WLS
BEGINNINGS EARLY LEARNING CENTRE
Type:
Building Restoration and Insertion of a Children’s Centre with Roofscape Play
space into East wing of Grade 11 Listed Synagogue
Client
: West London Synagogue of British Jews-
benefactor Morris Bentata
Contractor
: Firmco Construction
Contract
Type : JCT Intermediate
Project
Value CPI : £1,200,000.00
WLS
Beginnings Early Learning Centre for children from age groups 0 to 5 years old,
Inserted into the top floor of the West London Synagogue at Marble Arch, in the
heart of London. The given site consisted of the second floor and roof plate of
an existing 1920’s listed building to the western side of Seymour place. The
building fabric and the flat roof deck required extensive refurbishment. The
existing structural frame afforded the opportunity to reconfigure the arrangement
of rooms to the second floor. The new arrangement sweeps away the previous
central dark institutional corridor which divided the floor area and consequent
series of double loaded tooms. The new hall was seen as a cohesive space which
could gather all the activities of the nursery in a visual open environment.

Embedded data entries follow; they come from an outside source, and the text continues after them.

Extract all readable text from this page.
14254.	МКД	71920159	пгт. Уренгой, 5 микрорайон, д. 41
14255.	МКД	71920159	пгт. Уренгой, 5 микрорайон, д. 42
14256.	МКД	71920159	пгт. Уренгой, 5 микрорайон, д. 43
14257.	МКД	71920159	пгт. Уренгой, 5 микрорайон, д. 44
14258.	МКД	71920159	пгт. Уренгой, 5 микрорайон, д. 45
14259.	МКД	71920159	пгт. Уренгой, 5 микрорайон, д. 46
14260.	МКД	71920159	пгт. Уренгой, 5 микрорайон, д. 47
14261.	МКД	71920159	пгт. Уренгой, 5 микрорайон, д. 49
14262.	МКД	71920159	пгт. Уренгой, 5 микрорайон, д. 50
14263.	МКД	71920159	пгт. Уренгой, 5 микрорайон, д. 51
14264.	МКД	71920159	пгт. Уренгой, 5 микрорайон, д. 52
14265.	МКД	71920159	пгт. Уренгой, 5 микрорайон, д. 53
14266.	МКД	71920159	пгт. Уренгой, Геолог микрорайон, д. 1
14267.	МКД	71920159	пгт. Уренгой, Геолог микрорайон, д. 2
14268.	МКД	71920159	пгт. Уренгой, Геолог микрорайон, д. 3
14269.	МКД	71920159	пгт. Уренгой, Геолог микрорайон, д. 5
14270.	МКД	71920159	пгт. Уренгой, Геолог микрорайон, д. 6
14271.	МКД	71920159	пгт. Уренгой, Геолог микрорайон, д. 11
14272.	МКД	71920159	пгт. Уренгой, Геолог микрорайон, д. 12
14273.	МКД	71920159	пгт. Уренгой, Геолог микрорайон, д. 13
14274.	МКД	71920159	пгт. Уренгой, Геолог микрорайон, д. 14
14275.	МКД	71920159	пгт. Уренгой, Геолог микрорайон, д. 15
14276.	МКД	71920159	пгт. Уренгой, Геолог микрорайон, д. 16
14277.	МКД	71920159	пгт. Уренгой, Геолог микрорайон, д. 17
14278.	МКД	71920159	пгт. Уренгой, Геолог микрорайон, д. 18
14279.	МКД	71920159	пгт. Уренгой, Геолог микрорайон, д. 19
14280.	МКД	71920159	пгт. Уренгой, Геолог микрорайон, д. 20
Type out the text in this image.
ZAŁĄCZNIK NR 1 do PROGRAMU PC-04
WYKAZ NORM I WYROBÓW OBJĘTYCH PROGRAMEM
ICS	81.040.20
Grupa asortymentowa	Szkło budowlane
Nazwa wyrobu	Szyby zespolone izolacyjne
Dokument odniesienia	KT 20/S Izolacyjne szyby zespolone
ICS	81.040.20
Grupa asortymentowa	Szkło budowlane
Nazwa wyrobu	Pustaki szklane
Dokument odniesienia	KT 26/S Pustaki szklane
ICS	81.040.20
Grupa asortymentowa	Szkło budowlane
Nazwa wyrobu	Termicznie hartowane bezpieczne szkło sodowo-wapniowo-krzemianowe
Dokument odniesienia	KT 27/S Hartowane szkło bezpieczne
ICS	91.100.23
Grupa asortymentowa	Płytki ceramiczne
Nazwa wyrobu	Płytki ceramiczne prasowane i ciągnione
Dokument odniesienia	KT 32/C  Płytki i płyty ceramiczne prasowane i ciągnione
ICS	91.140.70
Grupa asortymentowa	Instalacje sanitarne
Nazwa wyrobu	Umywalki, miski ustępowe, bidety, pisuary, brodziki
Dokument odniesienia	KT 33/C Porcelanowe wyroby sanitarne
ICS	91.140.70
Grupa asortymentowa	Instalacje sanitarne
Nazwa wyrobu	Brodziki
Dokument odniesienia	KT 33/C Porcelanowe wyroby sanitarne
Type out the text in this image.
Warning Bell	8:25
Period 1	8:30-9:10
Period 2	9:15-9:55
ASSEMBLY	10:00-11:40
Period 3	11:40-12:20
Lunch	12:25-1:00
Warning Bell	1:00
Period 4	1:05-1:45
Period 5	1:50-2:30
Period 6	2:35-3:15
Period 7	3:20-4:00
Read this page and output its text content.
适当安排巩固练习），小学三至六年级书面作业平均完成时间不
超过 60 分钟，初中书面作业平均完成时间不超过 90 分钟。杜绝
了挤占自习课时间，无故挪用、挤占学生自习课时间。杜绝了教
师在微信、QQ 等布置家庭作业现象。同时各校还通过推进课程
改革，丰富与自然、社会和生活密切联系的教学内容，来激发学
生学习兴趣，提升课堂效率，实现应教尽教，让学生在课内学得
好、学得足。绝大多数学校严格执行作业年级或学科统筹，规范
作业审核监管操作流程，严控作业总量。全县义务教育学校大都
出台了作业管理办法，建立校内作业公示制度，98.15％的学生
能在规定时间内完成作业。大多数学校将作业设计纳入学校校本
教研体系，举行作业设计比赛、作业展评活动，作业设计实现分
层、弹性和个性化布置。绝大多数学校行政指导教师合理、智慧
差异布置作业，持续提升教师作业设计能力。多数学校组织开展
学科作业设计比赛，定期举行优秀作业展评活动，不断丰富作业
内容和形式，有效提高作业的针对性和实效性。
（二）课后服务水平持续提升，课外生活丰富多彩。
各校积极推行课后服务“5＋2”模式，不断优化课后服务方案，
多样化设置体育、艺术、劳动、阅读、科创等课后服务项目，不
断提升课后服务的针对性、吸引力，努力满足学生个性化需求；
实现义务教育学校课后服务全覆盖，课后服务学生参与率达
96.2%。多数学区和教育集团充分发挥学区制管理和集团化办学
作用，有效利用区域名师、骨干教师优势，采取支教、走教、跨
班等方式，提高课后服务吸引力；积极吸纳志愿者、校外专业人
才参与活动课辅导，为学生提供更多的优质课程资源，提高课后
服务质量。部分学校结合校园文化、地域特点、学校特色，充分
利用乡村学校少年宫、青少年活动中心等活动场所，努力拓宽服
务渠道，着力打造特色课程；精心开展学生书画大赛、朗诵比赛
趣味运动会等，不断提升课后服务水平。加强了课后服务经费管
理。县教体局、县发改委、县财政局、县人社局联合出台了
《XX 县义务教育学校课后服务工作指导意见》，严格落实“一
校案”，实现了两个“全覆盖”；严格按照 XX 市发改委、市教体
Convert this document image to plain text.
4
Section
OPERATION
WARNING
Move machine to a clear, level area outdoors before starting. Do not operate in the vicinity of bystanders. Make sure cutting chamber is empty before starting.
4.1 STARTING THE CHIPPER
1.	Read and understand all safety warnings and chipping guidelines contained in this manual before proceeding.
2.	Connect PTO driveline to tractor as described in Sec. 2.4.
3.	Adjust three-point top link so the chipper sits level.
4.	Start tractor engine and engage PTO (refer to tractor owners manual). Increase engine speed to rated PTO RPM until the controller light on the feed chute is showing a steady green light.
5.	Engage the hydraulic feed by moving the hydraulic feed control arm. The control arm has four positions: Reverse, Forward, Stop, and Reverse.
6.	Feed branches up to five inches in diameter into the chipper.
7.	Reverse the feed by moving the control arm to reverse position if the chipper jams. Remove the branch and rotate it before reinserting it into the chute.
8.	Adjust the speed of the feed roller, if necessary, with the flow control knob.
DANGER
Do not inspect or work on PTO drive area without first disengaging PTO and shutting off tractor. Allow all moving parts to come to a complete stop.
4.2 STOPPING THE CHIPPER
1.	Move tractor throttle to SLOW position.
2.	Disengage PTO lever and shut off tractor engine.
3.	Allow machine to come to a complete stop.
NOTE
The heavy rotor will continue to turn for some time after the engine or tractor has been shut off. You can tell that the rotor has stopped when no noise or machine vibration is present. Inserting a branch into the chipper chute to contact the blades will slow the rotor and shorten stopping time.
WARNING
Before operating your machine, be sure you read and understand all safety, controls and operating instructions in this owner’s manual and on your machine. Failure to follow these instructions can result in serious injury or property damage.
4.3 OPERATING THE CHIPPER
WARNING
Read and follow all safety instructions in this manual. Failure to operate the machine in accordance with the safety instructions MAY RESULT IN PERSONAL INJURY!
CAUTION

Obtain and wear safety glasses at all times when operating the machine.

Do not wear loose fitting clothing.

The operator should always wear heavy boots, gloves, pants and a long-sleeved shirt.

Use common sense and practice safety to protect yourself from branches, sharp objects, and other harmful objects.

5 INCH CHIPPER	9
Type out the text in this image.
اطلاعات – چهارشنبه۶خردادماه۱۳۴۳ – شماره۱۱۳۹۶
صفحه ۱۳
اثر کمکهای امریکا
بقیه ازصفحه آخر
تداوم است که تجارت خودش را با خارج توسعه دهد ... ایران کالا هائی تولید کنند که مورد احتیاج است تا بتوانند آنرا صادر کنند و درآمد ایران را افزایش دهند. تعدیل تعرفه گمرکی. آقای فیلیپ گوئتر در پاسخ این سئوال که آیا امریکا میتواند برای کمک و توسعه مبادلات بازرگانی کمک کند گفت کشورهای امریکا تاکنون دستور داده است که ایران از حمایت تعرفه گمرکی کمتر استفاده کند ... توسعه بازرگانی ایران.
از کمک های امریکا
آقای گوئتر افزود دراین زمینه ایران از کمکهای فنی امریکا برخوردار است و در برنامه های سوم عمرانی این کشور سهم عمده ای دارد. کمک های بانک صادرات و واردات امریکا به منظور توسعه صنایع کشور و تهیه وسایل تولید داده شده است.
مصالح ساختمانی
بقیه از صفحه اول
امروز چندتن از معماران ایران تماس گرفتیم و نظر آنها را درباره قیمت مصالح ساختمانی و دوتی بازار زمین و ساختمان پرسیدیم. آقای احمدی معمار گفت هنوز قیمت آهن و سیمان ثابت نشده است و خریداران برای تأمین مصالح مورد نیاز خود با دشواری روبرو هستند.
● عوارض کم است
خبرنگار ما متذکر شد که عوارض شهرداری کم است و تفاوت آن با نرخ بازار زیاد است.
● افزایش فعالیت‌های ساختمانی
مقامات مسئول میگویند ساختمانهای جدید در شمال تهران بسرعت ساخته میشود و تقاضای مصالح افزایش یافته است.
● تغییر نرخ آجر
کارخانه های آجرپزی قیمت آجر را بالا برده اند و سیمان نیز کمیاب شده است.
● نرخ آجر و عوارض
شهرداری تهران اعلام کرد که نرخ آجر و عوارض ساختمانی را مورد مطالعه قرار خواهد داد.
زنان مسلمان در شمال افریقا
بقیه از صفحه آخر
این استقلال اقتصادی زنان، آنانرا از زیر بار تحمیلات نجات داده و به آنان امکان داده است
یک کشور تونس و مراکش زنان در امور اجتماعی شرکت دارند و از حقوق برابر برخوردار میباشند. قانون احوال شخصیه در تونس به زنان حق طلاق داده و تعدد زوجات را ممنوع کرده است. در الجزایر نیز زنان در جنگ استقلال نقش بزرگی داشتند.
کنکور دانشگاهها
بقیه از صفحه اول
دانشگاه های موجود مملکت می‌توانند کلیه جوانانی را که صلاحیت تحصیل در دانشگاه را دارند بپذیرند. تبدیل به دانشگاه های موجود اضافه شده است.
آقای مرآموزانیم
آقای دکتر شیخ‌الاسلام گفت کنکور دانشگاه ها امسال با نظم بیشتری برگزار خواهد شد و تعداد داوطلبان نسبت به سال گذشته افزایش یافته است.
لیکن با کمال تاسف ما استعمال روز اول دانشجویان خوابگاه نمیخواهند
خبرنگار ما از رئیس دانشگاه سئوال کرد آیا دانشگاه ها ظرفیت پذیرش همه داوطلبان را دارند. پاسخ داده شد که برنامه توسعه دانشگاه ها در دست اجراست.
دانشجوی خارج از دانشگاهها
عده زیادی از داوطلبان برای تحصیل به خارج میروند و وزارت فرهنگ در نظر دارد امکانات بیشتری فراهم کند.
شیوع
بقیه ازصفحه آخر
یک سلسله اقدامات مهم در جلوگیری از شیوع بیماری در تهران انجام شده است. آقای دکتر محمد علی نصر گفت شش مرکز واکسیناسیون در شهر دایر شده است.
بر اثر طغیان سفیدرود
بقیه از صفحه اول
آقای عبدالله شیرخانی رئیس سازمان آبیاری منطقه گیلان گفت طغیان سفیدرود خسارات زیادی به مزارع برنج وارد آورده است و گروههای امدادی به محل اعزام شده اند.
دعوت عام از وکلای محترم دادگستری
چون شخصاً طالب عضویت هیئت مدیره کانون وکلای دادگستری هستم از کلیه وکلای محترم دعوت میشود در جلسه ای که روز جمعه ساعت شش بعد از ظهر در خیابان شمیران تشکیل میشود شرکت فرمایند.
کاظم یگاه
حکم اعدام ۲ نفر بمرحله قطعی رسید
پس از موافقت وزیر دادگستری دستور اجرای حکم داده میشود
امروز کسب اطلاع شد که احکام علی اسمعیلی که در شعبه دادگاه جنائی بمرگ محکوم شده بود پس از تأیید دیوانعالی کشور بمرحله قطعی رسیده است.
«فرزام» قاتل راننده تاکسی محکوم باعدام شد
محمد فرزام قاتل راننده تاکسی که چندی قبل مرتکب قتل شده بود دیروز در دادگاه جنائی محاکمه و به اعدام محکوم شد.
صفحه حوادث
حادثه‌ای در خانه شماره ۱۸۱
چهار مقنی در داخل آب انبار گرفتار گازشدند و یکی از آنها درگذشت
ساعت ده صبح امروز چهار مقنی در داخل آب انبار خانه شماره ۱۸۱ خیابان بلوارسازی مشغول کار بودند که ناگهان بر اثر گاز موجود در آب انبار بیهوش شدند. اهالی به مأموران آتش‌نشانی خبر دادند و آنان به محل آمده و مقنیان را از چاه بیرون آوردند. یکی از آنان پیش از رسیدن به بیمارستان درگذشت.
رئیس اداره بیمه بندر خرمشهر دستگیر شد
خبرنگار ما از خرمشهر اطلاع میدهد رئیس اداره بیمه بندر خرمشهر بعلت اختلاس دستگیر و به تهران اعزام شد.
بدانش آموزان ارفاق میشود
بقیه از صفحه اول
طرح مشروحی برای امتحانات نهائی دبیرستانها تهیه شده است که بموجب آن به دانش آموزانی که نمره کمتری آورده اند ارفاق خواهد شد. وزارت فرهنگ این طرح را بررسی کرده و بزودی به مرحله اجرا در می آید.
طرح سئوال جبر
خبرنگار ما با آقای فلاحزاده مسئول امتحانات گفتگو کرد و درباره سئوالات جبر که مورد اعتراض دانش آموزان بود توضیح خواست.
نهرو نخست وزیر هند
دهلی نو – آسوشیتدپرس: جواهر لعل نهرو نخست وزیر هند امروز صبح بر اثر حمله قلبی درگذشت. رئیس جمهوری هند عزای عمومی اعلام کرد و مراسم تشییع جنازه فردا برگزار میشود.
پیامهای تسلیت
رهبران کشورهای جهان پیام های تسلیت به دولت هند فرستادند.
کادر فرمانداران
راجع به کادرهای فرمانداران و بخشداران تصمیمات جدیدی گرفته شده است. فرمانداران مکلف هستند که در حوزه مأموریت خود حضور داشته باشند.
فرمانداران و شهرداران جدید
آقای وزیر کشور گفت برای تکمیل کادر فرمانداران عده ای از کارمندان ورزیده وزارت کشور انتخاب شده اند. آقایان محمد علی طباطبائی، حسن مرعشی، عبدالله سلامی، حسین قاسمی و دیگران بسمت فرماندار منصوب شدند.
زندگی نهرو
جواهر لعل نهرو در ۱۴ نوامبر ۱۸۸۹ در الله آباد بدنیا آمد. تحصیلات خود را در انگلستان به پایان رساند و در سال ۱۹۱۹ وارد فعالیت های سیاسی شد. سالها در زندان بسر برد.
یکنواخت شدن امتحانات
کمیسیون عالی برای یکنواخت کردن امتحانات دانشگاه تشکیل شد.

However, in order to provide territorial separation between the age groups of
children, inhabited furniture elements were proposed which loosely related to
the spaces imposed by the position of the existing exposed frame. These
elements derived from the thinking about the game of stacking brick cubes,
engaging a child’s imagination to take possession of a box, playfully using it
in different ways. When entering the hall an object presents to you, which is a
children’s “den” raised up to the ceiling. Children play up here peaking though
the filigree of holes spying upon parents as they arrive.
Upon
the roof above the hall is a newly created play space. Here you are up in the
rooftops of central London surrounded by a collage of building roofscape with
chimneys, fire escapes, attics and distant towers. The intent of this play
space was to create a neutral contained “tray” using safety play surfaces and a
perimeter plywood fence. The children can arrange equipment and toys in this
space to suit their own play. People comment when up here that this place seems
to have brought from a sunny climate. This space is here for children to run
around and let of steam up in the rooftops of the heart of central London.